NASCAR dreams fuel teen mini stock car driver

NASCAR ambitions: Mini stock car racer Cody Kershner is on the brink of earning his first title.

Ric Dugan/The Herald-Mail/AP
Cody Kershner poses for a photo near Hagerstown, Md. Kershner is on the brink of earning his first title. Cody leads the points race at Shippensburg Speedway in Pennsylvania and is four races away from winning the series.

After his fiancee has gone home for the night and everyone else in the house starts winding down, Cody Kershner will spend evenings in the basement watching prior races like football players review tape.

The 19-year-old mini stock car racer is on the brink of earning his first title. Cody leads the points race at Shippensburg Speedway in Pennsylvania and is four races away from winning the series.

Watching old tape, he says, is what it takes to become a champion.

Cody lives with his family in the farmlands just west of Hagerstown. He attended Clear Spring High School and graduated from Washington County Technical High School. He's been racing since he was 14, but he's been enamored with racing since before he could see over a dash panel.

"I'd like to make it to NASCAR one day," Cody said.

While he's come a long way from the days when he turned wrenches for his dad, Mike Kershner, and entered his first race, Cody's family says they're proud of the man he's become off the track.

"I think he is a good example for other young people to follow their dreams," said his grandmother, Peggy Kershner.

Months ago, Cody gave his trophy to the Stine family in memory of the late Jeff Stine, who was killed in a car accident on June 6. Jeff Stine owned Stines Radiator Service in Hagerstown.

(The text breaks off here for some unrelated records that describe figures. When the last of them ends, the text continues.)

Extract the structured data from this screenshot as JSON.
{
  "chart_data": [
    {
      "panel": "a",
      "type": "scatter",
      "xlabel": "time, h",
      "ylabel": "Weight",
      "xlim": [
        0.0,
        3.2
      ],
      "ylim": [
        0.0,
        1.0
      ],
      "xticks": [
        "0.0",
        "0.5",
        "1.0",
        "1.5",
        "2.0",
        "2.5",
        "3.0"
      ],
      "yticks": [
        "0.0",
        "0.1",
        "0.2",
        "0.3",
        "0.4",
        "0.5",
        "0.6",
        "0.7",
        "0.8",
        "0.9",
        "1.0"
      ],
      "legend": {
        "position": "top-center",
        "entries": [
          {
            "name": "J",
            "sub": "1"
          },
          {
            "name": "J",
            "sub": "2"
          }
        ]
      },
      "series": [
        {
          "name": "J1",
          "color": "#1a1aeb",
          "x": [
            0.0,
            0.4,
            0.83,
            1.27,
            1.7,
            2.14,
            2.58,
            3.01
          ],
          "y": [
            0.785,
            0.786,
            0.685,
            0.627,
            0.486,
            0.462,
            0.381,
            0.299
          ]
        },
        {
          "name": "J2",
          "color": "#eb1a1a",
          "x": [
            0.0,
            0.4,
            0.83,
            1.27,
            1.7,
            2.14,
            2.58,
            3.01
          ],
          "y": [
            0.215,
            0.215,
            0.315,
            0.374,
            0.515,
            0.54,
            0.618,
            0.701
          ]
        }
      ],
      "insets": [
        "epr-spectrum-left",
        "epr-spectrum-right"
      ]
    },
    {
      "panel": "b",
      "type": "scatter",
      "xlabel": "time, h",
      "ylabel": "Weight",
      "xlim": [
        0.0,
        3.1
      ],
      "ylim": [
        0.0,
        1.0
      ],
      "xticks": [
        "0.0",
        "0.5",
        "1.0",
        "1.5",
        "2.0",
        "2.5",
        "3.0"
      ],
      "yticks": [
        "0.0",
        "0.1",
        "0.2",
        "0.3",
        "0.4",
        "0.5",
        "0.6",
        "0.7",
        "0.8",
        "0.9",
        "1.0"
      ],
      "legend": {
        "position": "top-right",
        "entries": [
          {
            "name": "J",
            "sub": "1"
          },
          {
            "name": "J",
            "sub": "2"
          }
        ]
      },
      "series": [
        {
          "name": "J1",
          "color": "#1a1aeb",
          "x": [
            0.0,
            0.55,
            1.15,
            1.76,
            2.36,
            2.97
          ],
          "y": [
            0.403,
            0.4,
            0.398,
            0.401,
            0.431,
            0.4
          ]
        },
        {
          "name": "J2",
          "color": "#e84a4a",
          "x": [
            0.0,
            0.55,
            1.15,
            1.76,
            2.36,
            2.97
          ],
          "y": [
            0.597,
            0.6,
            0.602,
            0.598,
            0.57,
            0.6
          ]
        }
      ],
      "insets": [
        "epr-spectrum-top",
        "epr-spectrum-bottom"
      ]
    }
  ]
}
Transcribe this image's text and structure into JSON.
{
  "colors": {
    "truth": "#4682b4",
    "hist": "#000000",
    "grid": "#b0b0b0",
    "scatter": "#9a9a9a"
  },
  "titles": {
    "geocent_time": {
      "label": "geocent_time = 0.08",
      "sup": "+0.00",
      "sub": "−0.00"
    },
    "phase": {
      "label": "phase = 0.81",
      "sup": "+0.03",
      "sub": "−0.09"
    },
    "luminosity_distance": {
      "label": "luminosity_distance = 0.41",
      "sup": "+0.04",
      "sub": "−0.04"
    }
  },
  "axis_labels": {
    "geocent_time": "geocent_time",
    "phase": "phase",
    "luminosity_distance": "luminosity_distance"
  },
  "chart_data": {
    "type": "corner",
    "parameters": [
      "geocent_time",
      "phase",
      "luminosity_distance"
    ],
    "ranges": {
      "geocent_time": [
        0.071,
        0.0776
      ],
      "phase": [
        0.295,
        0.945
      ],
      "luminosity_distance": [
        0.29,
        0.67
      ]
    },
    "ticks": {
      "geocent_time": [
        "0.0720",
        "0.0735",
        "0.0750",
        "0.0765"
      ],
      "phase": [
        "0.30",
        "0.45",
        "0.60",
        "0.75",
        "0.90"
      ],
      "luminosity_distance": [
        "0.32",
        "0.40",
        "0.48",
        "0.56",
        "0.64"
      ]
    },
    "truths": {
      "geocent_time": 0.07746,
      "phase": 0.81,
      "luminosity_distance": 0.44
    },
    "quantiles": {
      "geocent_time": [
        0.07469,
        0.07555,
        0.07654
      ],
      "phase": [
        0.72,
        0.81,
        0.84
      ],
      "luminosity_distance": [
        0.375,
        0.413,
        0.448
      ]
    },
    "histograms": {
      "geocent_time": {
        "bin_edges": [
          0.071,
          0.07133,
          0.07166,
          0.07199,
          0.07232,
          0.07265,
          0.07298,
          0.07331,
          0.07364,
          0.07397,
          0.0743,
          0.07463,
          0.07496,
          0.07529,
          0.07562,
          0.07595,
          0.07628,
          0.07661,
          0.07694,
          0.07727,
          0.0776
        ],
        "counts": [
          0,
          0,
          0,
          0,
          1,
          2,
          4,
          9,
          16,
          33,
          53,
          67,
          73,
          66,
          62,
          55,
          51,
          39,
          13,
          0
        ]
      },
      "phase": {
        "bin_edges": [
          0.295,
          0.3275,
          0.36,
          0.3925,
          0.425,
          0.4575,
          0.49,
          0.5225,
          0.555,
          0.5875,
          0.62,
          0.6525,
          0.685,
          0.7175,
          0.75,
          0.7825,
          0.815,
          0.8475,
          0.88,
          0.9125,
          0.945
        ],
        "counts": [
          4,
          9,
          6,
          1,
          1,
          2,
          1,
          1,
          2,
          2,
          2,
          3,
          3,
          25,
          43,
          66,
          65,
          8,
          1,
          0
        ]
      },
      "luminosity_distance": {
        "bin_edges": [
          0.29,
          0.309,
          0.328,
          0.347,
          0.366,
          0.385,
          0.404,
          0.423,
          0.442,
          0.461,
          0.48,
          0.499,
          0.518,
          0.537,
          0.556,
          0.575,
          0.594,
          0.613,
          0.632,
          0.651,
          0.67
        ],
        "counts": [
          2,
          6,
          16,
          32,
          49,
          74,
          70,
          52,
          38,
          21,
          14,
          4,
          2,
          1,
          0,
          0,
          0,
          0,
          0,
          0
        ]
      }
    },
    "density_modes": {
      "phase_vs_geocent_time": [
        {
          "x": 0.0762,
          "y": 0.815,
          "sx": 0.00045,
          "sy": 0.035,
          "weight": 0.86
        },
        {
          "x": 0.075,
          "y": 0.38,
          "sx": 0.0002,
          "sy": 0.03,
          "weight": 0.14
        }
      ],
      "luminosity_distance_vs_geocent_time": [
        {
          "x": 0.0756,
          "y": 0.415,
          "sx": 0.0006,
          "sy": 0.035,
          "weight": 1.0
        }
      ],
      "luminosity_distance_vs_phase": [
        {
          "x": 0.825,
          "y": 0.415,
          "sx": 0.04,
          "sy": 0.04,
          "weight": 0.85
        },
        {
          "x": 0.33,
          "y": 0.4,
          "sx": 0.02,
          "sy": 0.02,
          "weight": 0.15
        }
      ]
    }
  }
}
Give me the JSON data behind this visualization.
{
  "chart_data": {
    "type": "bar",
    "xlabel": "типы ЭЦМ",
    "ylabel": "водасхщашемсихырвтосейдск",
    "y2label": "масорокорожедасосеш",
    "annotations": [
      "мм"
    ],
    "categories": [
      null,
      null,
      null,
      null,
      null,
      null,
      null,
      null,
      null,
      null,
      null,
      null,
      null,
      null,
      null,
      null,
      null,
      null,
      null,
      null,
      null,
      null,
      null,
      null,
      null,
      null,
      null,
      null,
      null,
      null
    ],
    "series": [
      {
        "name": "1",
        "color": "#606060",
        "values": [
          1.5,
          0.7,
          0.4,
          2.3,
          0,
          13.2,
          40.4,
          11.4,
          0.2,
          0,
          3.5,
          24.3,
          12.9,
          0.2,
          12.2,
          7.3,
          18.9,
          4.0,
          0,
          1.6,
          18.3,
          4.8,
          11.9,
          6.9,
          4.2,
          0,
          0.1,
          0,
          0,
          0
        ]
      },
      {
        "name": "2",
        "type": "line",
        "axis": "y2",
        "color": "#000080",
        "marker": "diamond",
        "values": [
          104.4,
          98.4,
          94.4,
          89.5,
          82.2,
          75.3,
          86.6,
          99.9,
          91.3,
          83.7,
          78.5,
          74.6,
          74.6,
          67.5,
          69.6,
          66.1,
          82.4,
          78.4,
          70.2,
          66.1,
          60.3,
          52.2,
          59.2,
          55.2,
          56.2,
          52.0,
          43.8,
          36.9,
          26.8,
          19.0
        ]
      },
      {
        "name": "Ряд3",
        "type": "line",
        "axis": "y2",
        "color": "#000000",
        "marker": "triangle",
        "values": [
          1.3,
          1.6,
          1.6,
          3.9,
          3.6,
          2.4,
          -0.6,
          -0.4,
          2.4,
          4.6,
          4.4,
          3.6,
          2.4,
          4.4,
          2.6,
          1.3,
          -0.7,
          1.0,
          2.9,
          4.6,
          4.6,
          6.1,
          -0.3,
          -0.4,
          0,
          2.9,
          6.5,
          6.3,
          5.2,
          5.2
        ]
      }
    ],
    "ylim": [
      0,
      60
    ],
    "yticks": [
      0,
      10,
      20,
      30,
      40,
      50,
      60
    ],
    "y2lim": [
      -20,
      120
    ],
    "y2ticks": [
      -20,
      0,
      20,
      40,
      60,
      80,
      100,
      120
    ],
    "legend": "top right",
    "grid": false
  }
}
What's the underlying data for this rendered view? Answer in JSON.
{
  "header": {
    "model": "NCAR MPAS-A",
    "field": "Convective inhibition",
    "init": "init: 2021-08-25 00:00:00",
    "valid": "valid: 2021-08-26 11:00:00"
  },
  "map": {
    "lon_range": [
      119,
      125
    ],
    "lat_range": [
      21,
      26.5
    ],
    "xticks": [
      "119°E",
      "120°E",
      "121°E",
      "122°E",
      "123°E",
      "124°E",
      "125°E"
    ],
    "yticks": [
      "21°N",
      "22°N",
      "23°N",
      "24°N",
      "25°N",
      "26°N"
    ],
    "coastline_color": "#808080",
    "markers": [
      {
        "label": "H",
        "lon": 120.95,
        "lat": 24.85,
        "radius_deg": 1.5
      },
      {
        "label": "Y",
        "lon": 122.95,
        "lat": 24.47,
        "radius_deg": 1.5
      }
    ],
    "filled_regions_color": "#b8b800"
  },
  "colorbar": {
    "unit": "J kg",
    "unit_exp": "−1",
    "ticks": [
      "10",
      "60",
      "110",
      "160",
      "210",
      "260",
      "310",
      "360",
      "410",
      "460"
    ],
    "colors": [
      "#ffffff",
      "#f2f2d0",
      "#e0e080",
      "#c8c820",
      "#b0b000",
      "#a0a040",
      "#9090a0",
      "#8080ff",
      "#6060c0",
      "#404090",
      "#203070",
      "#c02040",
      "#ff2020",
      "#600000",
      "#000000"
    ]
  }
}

His brother, Doug Stine, said it's been hard.

"I was pretty happy to get that trophy," Doug Stine said. "I thought it was a pretty special thing for him to do. They're good people."

Cody said he recently gave away another one of his trophies to a fellow driver whose father died.

"I have trophies to show my accomplishments," Cody said. "Sometimes I feel like if someone has that, that can be given to them, it cheers them up, get their mind off things when they're in a situation."

Racing is a family affair in the Kershner household.

Cody said his first win was in 2007. He was competing against his father. "I started first and led every lap," he said. "My dad finished second to me. That was the first time we ever raced against each other."

Cody has a sister, Jamie Kershner, 23, whose daughter Makenna, 4, has already started hanging around the track, giving her Uncle Cody the thumbs up when he wins.

His great-grandparents, Charles and Rose Dale, don't attend the races, but they do pray for his safety. "They're his prayer warriors," Peggy said.

Watching the races can be scary.

"The one I remember the most is when he went up on the wall," said Shirley Kershner, Cody's mother. "Oh my goodness, is he going to roll? That scared me the most."

But Cody finished.

"There was a big pile up," he recalled. "One of the cars flipped. I got a flat tire. It ripped the whole nose piece off the car. I had to pull off the track. I had to put a new tire on the car. I came out, I started in last and finished in second."

Cody's fiance, Ashley Pearcey, 20, of Clear Spring, said it's not so hard for her to watch her future husband compete because she grew up around drag racing. Her stepfather, Bobby Smith, runs a race engine and automotive business in Clear Spring. She and Cody met each other when he came by to pick up a motor. She says it was love at first sight.

"He was too shy to say anything," Ashley said.

Inside of Cody's car, there's a heart with Ashley's name in it.

As for the future, Cody said he's been trying to do everything he can to make it to the next level of competition and get a fancier car. He wants to land a spot on a traveling series, the types of drivers who come through the Hagerstown Speedway not too far from his home - or at least find something lucrative enough so that he doesn't have to work full time.

He's employed with the service department at a Hagerstown car dealership.

His dad said they've been talking to a man with a race car that's not being used. But it takes a good bit of dues paying before people are willing to fork over a $50,000 to $60,000 car to an inexperienced driver.

"I've got to do the best I can in the division I'm in and just continue to win," Cody said. "Hopefully, someone sees I can get good results and take care of equipment, get a fan base."